The pirates hijacked 3 more ships today!!
we need a boat to join in
Obama is on top of it we'd get killed within mins, but we'd live in legend foreva
so i havent checked yet but im almost positive that my left ass cheek is bruised. any idea what happened last night.
what the fuck man? i was JUST texting you the same thing. FUCK
i'm trying to figure out what goes best with beef ramen. a 2007 merlot or a 2008 pinot noir? i'm leaning toward the pinot noir.
I don't know the quality of the hand jobs you've received in the past but it CLEARLY was not one from me
Apparently as I was doing the walk of shame home my dad's date was on her way to hers. hoes come in all ages these days
I thought he wouldn't talk to me again. You know, what's that saying "why buy the cow when you can fuck it six hours after meeting"

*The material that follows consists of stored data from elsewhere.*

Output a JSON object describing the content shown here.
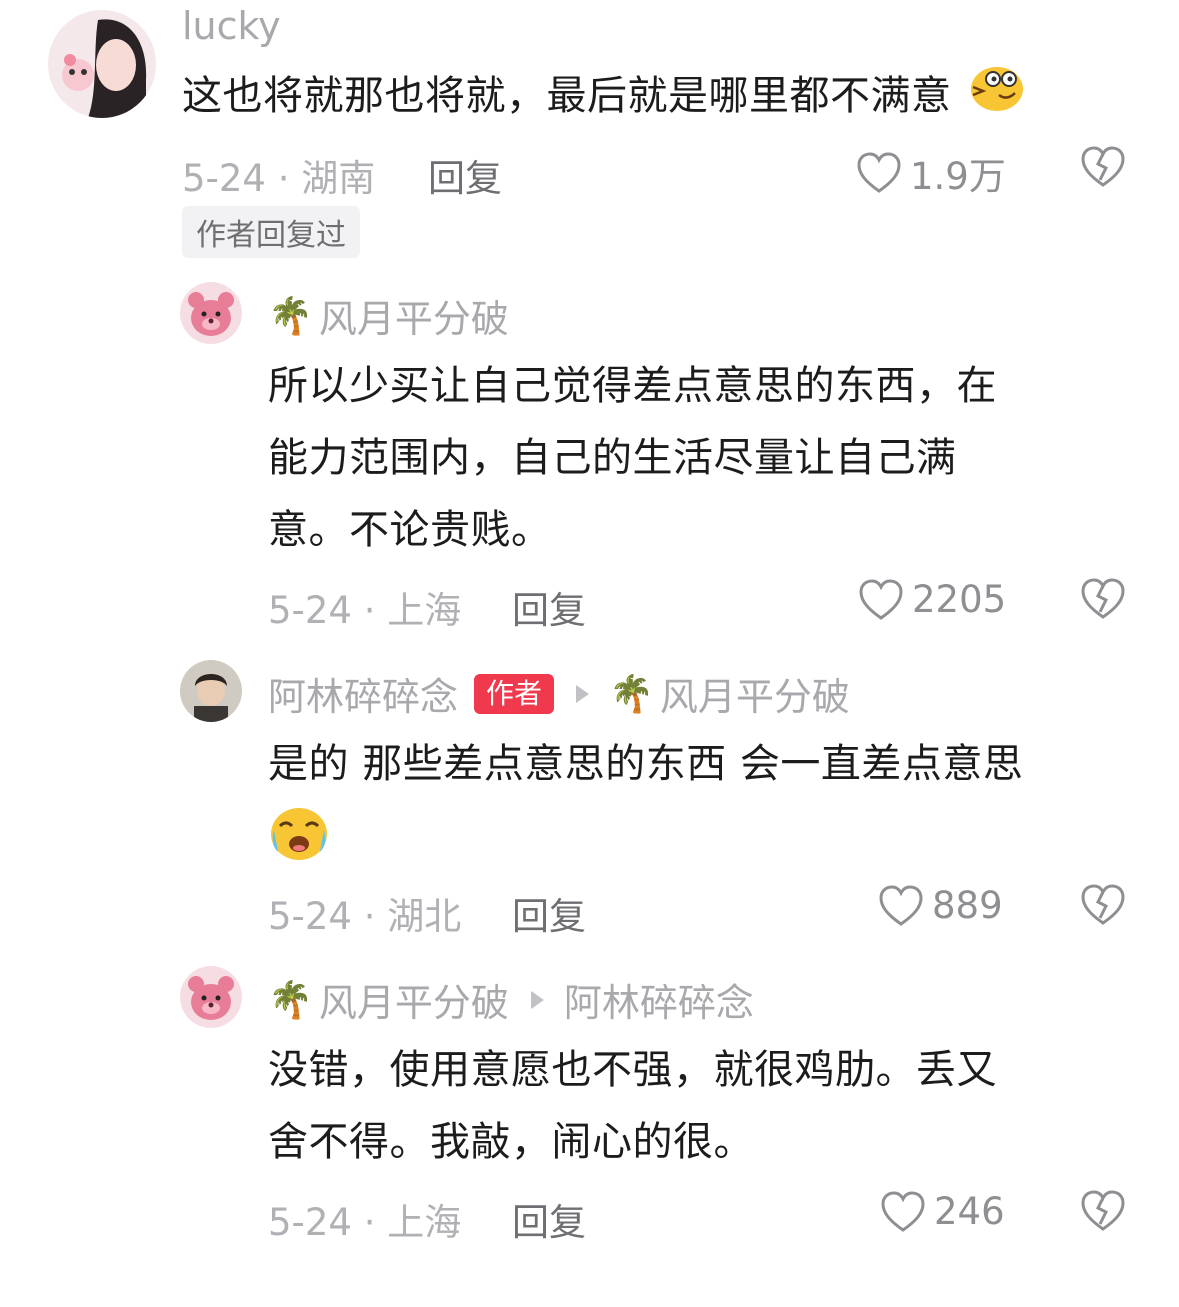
{
  "comments": [
    {
      "username": "lucky",
      "text": "这也将就那也将就，最后就是哪里都不满意",
      "emoji": "thinking-face-icon",
      "date_location": "5-24 · 湖南",
      "reply_label": "回复",
      "likes": "1.9万",
      "author_replied": "作者回复过"
    },
    {
      "username": "风月平分破",
      "text_lines": [
        "所以少买让自己觉得差点意思的东西，在",
        "能力范围内，自己的生活尽量让自己满",
        "意。不论贵贱。"
      ],
      "date_location": "5-24 · 上海",
      "reply_label": "回复",
      "likes": "2205"
    },
    {
      "username": "阿林碎碎念",
      "badge": "作者",
      "reply_to": "风月平分破",
      "text": "是的 那些差点意思的东西 会一直差点意思",
      "emoji": "crying-face-icon",
      "date_location": "5-24 · 湖北",
      "reply_label": "回复",
      "likes": "889"
    },
    {
      "username": "风月平分破",
      "reply_to": "阿林碎碎念",
      "text_lines": [
        "没错，使用意愿也不强，就很鸡肋。丢又",
        "舍不得。我敲，闹心的很。"
      ],
      "date_location": "5-24 · 上海",
      "reply_label": "回复",
      "likes": "246"
    }
  ],
  "colors": {
    "accent_badge": "#f1394d",
    "muted": "#a8a8ad"
  }
}
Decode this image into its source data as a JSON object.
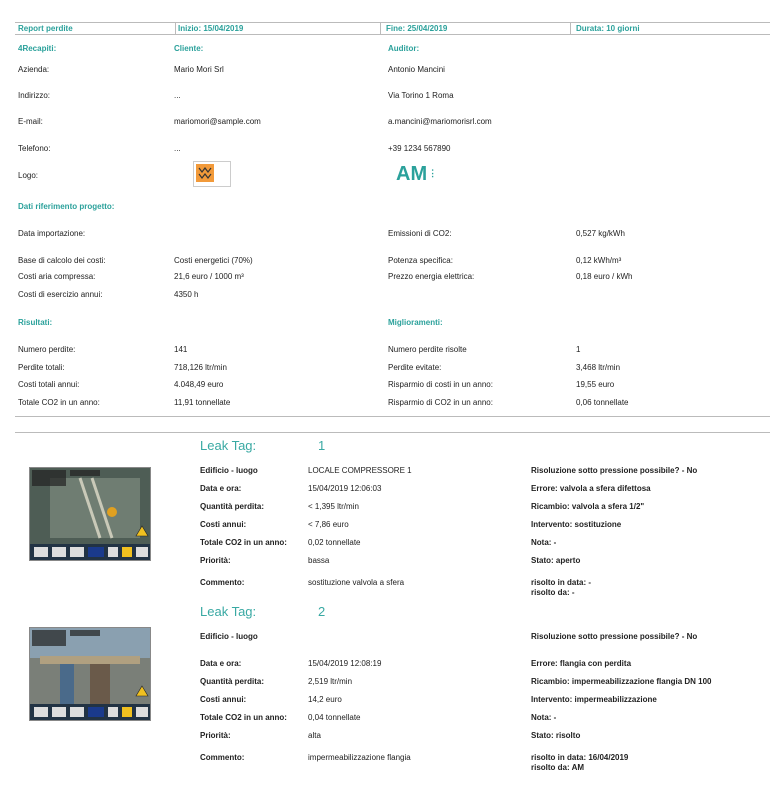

If i theoretically had to put an iv back in what do I need to do?
I am going to ride along with a cop tonight so please don't get arrested because that would be super awkward for me.
I'm out of town so we should be golden.
Don't. You get on the 18 year old. I'll get on the 38 year old. Together we will bridge 2 decades of cock.
I mean you guys are my friends and all but if you fuck with me I will not hesitate to set you on fire
I just saw an easily 300lb shirtless man on a Vespa. My day has been simultaneously made and ruined.
WHY WERE YOU COOKING NAKED?
WHY WERE YOU SLEEPING ON MY COUCH?
Started my day with puking in a trash can.... Its gonna be a beautiful day
Come here I'm naked
And I want mozzarella sticks
I woke up to his balls in my face, so naturally I limboed under him and headed to the bathroom. When I came out he was asleep on the floor.